Riporto qui di seguito un piccolo estratto in cui Franz Liszt scrive della Polacca Op.44 in Fa# minore, ribadendo quanto lui stesso amasse e fosse impressionato da certa musica di Chopin.

"Si potrebbe dire che si tratti del racconto di un sogno, fatto dopo una notte insonne, alle prime luci di un'alba invernale, tetra e grigia. Un sogno-poema, nel quale le impressioni e gli oggetti si succedono con strane incoerenze e strani passaggi, come quelli di cui parla Byron nella poesia intitolata 'A dream':

[...] And dreams in their development have breath,
and tears, and tortures, and the touch of joy;
They leave a weight upon our waking thoughts, [...]
and look like heralds of eternity.

Il motivo principale ha un tono sinistro, come il momento che precede l'uragano. L'orecchio crede di cogliere esclamazioni esasperate, una sfida lanciata a tutti gli elementi. A un tratto, il ritorno prolungato di una tonica, all'inizio di ogni battuta, fa sentire come dei colpi di cannone ripetuti, come una guerra lontana. Dopo questa nota si modulano, battuta per battuta, accordi insoliti. Nei più grandi autori, non conosciamo niente di simile all'effetto sorprendente che produce questo passo, interrotto bruscamente da una scena campestre, da una mazurca dallo stile idilliaco, che sembrerebbe emanare i suoi profumi di lavanda e maggiorana, ma che, invece di cancellare il ricordo del sentimento profondo e infelice che ci coglie all'inizio, con il suo contrasto ironico e amaro aumenta le emozioni di pena provate dall'ascoltatore. Così ci si sente quasi sollevati, quando ritorna la prima frase e si ritrova lo spettacolo grandioso e sconfortante di una lotta fatale, liberata almeno dell'importuna opposizione di una felicità ingenua e ingloriosa! Come un sogno, questa improvvisazione termina soltanto con un fremito sommesso, che lascia lo spirito sotto il dominio di un'impressione unica e forte"

                              

Memorabile interpretazione della Polacca in Fa# minore op.44 di Vladimir Horowitz
                                                       (Carnegie Hall)

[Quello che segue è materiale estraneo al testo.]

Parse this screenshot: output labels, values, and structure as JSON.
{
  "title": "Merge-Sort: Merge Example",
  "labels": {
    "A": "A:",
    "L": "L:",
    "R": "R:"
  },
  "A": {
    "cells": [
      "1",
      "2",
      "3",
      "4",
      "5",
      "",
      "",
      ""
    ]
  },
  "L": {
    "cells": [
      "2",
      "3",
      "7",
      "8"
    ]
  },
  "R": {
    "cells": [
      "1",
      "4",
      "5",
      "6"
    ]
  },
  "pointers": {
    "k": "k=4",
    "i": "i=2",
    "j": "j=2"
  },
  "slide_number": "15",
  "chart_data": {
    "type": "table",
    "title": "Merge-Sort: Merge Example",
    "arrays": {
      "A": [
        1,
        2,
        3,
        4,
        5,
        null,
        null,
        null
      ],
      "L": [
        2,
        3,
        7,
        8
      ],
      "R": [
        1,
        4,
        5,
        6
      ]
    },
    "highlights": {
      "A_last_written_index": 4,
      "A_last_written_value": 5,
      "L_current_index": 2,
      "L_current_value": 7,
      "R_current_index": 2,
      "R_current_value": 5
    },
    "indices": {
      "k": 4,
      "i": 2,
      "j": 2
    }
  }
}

Molto interessante anche la descrizione della personalità di Chopin, dal carattere riservato, amabile, grazioso ma impenetrabile. Per certi versi, questo modo di essere si manifesta palesemente nella sua musica, così come nella sua musica e nelle sue arditezze armoniche si palesa il tormento e le convulsioni psico-fisiche che lo hanno accompagnato fino alla morte. La Patria lontana che riecheggia nelle sue Polacche, Mazurche e Ballate, l'amore impossibile per una donna che forse (azzardo) è agli antipodi della personalità dell'artista, il delicato e complicato rapporto con il pubblico (o con la percezione del pubblico?) fanno di Chopin un'icona della Sehnsucht romantica. Amo paragonare Chopin, che per me è sempre stato un oggetto troppo delicato per poter essere suonato o anche semplicemente raccontato da chiunque, ad un souvenir di cristalli posto sullo spigolo di un mobile, e credo che un ringraziamento a Liszt per aver scritto questo libro debba essere fatto. Nonostante la scrittura, a tratti aleatoria, e l'eccessiva attenzione per la forma, queste pagine sono sincere e vi si scorge dentro tanta ammirazione e una punta di commozione. L'umiltà con cui Liszt racconta l'amico polacco è quasi irreale (fa sorridere qualche concessione alla vanità personale quando parla di sue esecuzioni della musica di Chopin talmente impareggiabili da risultare invidiate dallo stesso autore, ma è una debolezza che possiamo perdonare all'ungherese) se si pensa allo spessore di chi scrive. Una nota di merito anche a Campanella che di questo libro scrive la prefazione e che adora Liszt così tanto che ne prende le difese e ne incarna lo spirito come meglio può quando lo suona (peraltro molto bene; l'ho ascoltato al Petruzzelli su Totentanz e secondo Concerto per piano e orchestra proprio pochi mesi fa). Concludendo, penso sia un buon libro che, seppur non appagando pienamente le aspettative del lettore, lascia qualcosa. Lo consiglio a tutti i pianisti.